Grundsatz

Wenn jede Minute zählt, sind Rettungshubschrauber wie der "Christoph 4" bei der Rettung und Versorgung schwer Verletzter oder Erkrankter nahezu unschlagbar.

Der in Hannover stationierte "Christoph 4" wird von der Johanniter-Unfall-Hilfe e.V. betrieben und ist Kernbestandteil des Unfall- und Rettungszentrums an der Medizinischen Hochschule Hannover und des regionalen und überregionalen Rettungssystems.

Auf über 70.000 Einsätze kann der seit 1972 stationierte Hubschrauber mittlerweile verweisen. Fortschritte in der medizinischen wie technischen Entwicklung und unzählige Erfahrungen haben in den vergangenen Jahren dazu geführt, dass die Zeit bis zum Eintreffen am Patienten und bis zu der Einlieferung in die Klinik zunehmend kürzer wurde und das Sterberisiko der Patienten während und nach den Einsätzen zunehmend gesunken ist. Darüber hinaus wirkt sich die immer weiter verbesserte Notfallrettung sogar auf die anschließende Genesungs- und Rehabilitationsphase positiv aus.

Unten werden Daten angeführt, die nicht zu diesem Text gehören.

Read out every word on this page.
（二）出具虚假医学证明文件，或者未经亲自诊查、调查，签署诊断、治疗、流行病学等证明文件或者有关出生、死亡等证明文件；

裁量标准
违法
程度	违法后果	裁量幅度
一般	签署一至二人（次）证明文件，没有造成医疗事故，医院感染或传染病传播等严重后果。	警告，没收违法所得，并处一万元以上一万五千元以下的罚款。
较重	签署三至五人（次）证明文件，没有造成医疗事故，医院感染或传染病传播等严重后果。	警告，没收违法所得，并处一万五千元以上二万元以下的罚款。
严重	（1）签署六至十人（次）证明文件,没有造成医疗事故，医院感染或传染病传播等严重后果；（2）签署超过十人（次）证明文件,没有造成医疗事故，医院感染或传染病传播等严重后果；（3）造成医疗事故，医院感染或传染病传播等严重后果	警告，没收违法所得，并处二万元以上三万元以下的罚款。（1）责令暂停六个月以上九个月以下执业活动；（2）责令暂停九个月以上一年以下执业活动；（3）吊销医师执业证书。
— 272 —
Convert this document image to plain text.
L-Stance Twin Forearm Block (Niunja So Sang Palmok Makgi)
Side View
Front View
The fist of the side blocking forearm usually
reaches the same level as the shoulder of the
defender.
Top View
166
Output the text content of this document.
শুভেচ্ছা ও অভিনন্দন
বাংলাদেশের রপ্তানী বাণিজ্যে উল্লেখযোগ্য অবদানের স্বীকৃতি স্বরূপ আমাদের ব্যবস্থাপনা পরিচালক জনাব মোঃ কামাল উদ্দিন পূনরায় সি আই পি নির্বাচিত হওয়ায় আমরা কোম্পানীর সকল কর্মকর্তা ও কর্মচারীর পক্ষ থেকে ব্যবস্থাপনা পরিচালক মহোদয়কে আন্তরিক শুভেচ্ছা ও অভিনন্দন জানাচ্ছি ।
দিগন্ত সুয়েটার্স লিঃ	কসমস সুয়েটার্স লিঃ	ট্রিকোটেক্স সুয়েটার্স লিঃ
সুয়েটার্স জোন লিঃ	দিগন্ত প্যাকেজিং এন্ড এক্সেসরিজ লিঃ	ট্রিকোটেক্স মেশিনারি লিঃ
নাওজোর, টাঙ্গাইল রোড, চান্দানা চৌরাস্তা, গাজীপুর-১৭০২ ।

Ausbildung für Luftrettungsteams

Das spezielle ACRM-Teamtraining für Luftrettungsteams (Notarzt und Rettungsassistent als HEMS-Crewmember) ist für die Weiterentwicklung und Optimierung des Luftrettungssystems extrem wichtig. Hierfür wurde das Konzept der gemeinsamen Ausbildung der Rettungshubschraubercrew in einem realistischen, hubschraubertypischen Simulationsgerät entwickelt. Dabei spielt der "Faktor Mensch" in Extremsituationen und der Umgang mit Fehlern und Zwischenfällen eine herausragende Rolle. Das Konzept wurde 2012 als ausgewählter Ort im "Land der Ideen" prämiert.Das Schulungskonzept des "Christoph Life" basiert auf dem originalgetreuen Nachbau einer Rettungshubschrauberkabine auf einer Motion-Plattform, mit Möglichkeit zur Videoanalyse sowie mehreren, mit modernster Technik ausgestatteten, Patientensimulationssystemen für die Darstellung diverser Notfallsituationen in verschiedenen Altersgruppen.Der Luftrettungssimulator ist mit einem Regieraum durch Funk- und Videotechnik vernetzt und in die speziell dafür ausgerüstete SAN-Arena der Johanniter-Akademie in Hannover eingebunden. Dort können Fallsimulationen an der Einsatzstelle, auf dem Flug und bei der Übergabe in Notaufnahme oder Rettungswagen durchgespielt werden.Die Schulungen werden durch Trainer der Klinik für Anästhesiologie und Intensivmedizin sowie der Unfallchirurgischen Klinik der Medizinischen Hochschule Hannover (MHH) moderiert, der Betrieb erfolgt durch die Johanniter-Akademie Bildungsinstitut Hannover.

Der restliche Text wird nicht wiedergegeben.